Во Фрунзе опять почти ежедневные выступления — по радио, в госпиталях. Перед микрофоном он читал очерки Эренбурга, Берггольц, Соболева, Симонова, стихи Твардовского, Щипачева, Антокольского. Чаще учил наизусть и успевал подготовиться, удивляя такими темпами работы сотрудников местного радио. Гораздо реже читал прямо с листа.
Во Фрунзе они с Поповой сели за книгу. Перед отъездом, разбирая вещи, они впервые обнаружили у себя, что называется, «архив». Бумаги неумело отобрали и спрятали в подаренный соседом цинковый бак для белья. Казалось, что так сохраннее. Бак носили с собой в убежище. Однажды, остановившись на лестнице и опустив свою ношу, Яхонтов сказал Юреневой: «В этом сейфе, Верочка, наша будущая книга». Во Фрунзе архив разобрали и принялись обдумывать, как и о чем необходимо рассказать. Сначала решили писать «на два голоса» — главу от его имени, главу от ее. Таким остался первый вариант книги, которая много раз меняла названия и уже без Яхонтова была названа: «Театр одного актера». Бумаги не было, писали на обороте инструкций по противовоздушной обороне и каких-то объявлений на киргизском языке, на канцелярских бланках и обложках школьных тетрадей. Невероятно, но с той же целью использовались листы собственных композиций. Страницы иных только так и уцелели.

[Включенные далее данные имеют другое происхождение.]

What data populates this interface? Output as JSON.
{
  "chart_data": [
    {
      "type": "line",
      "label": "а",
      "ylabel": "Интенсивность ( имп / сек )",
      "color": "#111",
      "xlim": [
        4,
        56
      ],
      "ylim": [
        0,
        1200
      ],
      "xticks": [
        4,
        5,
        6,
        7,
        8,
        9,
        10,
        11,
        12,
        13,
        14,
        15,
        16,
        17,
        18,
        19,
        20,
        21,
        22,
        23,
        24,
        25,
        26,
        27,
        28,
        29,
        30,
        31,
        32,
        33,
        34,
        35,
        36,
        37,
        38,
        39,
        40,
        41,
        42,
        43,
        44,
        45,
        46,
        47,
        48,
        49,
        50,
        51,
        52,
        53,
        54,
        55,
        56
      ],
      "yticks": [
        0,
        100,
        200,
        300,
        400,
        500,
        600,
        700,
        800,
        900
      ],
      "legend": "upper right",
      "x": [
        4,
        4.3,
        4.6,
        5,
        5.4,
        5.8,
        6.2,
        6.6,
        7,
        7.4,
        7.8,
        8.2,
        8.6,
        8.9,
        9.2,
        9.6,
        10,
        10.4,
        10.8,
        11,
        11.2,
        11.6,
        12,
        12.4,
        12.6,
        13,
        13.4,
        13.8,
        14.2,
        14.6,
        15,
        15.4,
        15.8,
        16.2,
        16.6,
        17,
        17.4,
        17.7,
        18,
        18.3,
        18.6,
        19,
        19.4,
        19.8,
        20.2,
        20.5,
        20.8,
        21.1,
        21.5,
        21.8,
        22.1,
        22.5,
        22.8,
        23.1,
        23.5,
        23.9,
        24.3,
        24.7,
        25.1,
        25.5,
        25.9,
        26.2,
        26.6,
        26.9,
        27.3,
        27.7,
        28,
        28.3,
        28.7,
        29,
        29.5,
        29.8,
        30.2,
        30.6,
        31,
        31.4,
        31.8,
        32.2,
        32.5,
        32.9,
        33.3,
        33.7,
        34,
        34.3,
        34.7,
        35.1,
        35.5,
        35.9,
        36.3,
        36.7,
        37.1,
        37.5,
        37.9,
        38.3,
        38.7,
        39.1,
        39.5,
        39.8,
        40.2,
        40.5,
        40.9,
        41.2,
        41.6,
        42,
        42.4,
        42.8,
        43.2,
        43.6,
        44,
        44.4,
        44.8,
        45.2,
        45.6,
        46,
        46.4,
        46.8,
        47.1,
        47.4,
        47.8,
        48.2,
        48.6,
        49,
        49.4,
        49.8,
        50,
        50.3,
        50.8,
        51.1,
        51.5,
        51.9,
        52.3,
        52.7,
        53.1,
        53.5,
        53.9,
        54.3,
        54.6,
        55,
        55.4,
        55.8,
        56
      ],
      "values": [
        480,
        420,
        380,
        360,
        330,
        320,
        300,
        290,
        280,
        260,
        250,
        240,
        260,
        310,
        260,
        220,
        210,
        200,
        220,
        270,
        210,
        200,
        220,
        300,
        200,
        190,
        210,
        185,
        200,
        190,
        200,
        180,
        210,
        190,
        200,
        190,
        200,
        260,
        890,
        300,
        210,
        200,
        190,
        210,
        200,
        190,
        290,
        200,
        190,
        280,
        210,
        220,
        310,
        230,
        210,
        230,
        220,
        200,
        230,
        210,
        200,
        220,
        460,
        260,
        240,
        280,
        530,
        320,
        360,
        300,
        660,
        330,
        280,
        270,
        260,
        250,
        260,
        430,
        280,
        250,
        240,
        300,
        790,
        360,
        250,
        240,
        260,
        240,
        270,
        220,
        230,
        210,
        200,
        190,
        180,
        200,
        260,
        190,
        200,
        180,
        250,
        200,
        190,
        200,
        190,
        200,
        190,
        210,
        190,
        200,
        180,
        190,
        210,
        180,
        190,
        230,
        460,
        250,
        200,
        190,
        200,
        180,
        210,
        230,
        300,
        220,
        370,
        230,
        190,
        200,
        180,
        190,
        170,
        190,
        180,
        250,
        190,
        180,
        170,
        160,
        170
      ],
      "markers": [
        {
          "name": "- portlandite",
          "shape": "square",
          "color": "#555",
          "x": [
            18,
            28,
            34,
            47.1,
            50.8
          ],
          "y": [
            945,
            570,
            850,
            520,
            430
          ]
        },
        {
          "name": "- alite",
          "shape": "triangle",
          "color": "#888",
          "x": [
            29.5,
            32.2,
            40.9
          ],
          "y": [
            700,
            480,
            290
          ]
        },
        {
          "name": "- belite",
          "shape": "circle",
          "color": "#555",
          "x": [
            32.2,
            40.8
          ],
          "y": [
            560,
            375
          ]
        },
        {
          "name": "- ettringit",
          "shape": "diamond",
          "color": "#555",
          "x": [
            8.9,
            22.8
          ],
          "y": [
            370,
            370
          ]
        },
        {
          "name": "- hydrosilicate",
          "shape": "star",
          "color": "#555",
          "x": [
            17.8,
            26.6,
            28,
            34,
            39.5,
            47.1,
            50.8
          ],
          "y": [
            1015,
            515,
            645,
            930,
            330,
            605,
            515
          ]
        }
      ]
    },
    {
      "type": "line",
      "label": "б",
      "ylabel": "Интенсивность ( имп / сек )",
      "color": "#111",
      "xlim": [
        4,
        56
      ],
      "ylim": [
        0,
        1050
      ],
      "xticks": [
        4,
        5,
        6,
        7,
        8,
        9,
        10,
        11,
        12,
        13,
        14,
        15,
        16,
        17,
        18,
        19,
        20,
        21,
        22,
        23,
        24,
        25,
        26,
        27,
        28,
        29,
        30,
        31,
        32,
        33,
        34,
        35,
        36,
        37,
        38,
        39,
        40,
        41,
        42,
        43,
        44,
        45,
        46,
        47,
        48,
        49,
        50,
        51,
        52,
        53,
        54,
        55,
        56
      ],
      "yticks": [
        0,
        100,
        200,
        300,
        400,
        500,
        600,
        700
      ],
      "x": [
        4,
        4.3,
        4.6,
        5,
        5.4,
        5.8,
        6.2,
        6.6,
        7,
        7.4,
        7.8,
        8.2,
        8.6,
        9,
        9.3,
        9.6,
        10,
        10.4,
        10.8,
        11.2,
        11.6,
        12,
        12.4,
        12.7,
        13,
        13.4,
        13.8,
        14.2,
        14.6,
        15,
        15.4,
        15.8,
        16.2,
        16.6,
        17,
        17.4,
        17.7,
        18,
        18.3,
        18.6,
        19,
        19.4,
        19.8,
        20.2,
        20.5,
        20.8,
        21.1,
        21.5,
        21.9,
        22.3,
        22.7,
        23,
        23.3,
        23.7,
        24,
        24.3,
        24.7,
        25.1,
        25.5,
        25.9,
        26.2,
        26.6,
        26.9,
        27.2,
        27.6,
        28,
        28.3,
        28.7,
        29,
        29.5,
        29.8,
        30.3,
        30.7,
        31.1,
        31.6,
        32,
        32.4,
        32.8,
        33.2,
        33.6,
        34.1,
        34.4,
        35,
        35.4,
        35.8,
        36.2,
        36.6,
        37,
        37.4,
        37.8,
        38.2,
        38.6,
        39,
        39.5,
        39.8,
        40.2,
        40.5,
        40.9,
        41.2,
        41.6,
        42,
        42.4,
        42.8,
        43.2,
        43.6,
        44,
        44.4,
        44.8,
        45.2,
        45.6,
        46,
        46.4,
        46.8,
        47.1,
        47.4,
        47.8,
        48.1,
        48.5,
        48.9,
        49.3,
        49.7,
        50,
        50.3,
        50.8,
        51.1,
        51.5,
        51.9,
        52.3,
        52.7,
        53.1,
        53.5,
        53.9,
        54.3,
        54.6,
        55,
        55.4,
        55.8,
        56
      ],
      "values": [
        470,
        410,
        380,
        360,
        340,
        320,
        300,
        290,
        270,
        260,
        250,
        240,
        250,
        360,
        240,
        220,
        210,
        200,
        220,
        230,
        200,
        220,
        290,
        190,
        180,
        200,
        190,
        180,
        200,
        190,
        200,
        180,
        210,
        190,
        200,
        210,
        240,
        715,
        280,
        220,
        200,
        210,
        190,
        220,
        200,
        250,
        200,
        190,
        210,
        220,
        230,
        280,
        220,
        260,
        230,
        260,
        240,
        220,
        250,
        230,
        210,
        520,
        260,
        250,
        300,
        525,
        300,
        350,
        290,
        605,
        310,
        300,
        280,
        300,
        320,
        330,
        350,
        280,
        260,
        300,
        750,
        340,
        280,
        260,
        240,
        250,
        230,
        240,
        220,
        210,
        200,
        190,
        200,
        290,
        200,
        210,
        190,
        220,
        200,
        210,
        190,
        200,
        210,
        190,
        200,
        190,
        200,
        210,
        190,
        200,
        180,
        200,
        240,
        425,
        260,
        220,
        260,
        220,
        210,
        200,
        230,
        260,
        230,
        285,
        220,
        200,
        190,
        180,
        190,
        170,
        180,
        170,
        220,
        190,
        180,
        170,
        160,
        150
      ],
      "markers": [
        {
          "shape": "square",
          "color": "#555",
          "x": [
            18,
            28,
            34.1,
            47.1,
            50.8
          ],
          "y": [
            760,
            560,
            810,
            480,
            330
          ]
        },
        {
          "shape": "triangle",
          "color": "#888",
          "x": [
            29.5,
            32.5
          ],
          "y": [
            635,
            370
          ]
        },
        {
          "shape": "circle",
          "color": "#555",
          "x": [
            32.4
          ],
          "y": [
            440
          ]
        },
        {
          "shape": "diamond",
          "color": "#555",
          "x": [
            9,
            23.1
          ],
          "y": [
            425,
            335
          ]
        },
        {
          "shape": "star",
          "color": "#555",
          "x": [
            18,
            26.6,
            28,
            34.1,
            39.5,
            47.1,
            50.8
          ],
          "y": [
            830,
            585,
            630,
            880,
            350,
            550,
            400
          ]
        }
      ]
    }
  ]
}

Работа над книгой довольно скоро прервалась — при первой возможности весной 1942 года Яхонтов вернулся в Москву, а вскоре послал вызов и Поповой.
Москва встретила нетопленным домом, голодным бытом, но это был родной город, в котором работать можно было где угодно. А на особые пайки или удобства Яхонтов никогда не претендовал.
P. С. Ширвиндт, тогда заведовавшая художественно-репертуарной частью филармонии, рассказывает, как она навестила Яхонтова в те дни.
«Комната на седьмом этаже мрачноватая, неуютная. В Москве голодно, холодно. Придя к Яхонтову под вечер, я застала его лежащим на железной койке, укрытым зимним пальто.
— Володя, вы нездоровы?
— Нет, нисколько. Вот, читаю Чехова вместо ужина. Знаете, Чехов совершенно замечательный писатель. Я как-то по-новому воспринимаю его сейчас. Вообще, это необычайно приятно — воспринимать заново давно известное. Как хорошо, что мне это дано! Так же было перед войной — я вдруг открыл для себя Некрасова. Помните его „Соловьи“?
— А есть ли, мама, для людей
Такие рощицы на свете?
— Нет, мест таких, без податей
И без рекрутчины нет, дети.
А если б были для людей
Такие рощи и полянки,
Все на руках своих детей
Туда бы отнесли крестьянки…—
какая прелесть, правда?
И тут же вскочил:
— Я материалист, материалист, материалист! Есть и материальная пища! Сейчас, Раисочка, я буду вас угощать, — и выбежал из комнаты… В те же дни войны он читал новую композицию группе гостей у себя дома. Окончив чтение, с детской радостью вывалил на стол весь свой месячный паек, счастливый, что может всех накормить, совершенно не заботясь о том, что будет завтра… Теперь он ворвался, что-то напевая, с кастрюлькой в руках, обернутой в какой-то обрывок полотенца, изогнулся, изображая официанта:
— Вот, прошу вас, — „маседуан империаль“, в просторечии — каша! Чудесная каша, каша — восторг!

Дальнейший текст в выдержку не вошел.